The question then arises: what does all of this mean in terms of the ethics of fiction? If one believes that novels are nothing more than entertainment, then Intimacy is nothing more than a case of bad writing. But any serious author must realize that stories are more than just diverting sentences on paper. In a literal sense, the stories we tell ourselves form the basis for our understanding of our selves and of the world. And as such, they have lasting significance as epistemological acts. This subject quickly moves beyond book-review territory, and I'll leave it to the judgment of Kureishi's readers as to whether this book offers any meaningful insights about the human condition. But apart from such lofty standards, let me throw out an off-the-cuff suggestion about the minimal ethical responsibilities of a novelist, taken from the Hippocratic Oath: first, do no harm.

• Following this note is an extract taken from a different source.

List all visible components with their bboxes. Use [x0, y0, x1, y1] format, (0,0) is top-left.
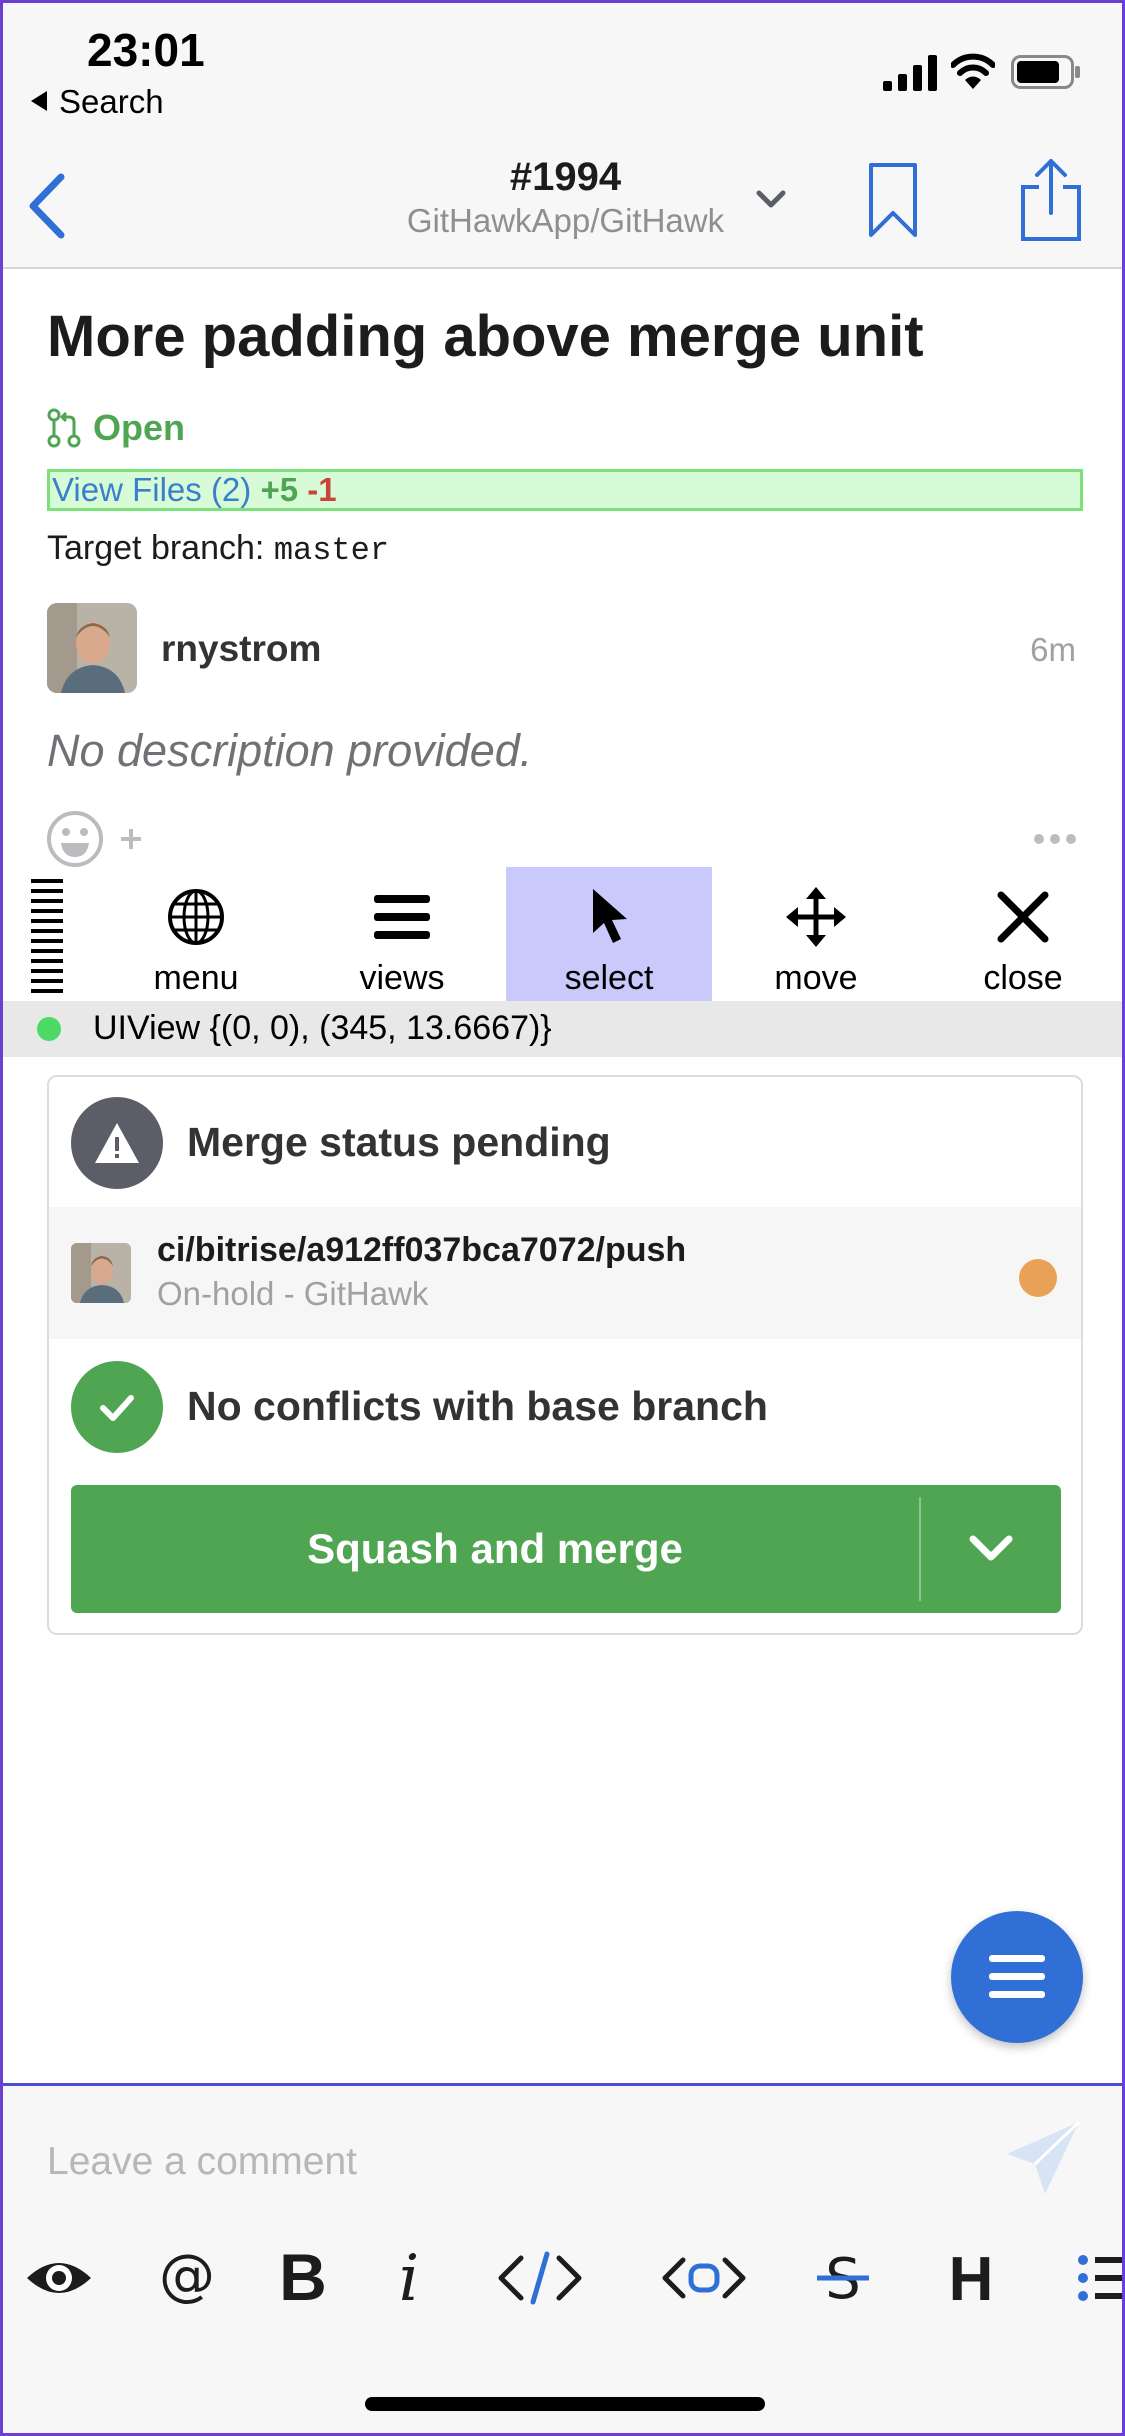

It is on this count that, most plainly, Intimacy seems to me like a basically irresponsible piece of writing. Whether or not Kureishi intended this book to be taken as autobiography (which seems difficult to deny), the fact is that his family and the public at large will read it as such. Kureishi is an internationally recognized author who has used his pulpit to smear his ex-wife and publicize what appears to be the private tragedies of his family. I would argue that writer with a modicum of decency would have attempted to minimally disguise the real circumstances about which he is writing. What would it have cost Kureishi to depict Jay as, let's say, an academic rather than a fiction writer? Or to give him a daughter rather than two sons? This minimal kindness would have given Kureishi's ex-wife and sons at least a chance to avoid being preemptively framed as the characters in this novel.
Regardless of the theoretical standards which we apply to art, it seems little enough to ask of an author that they refrain from defaming the people who are close to them, and Intimacy fails even this modest benchmark. Mr. Kureishi, you should be ashamed of yourself.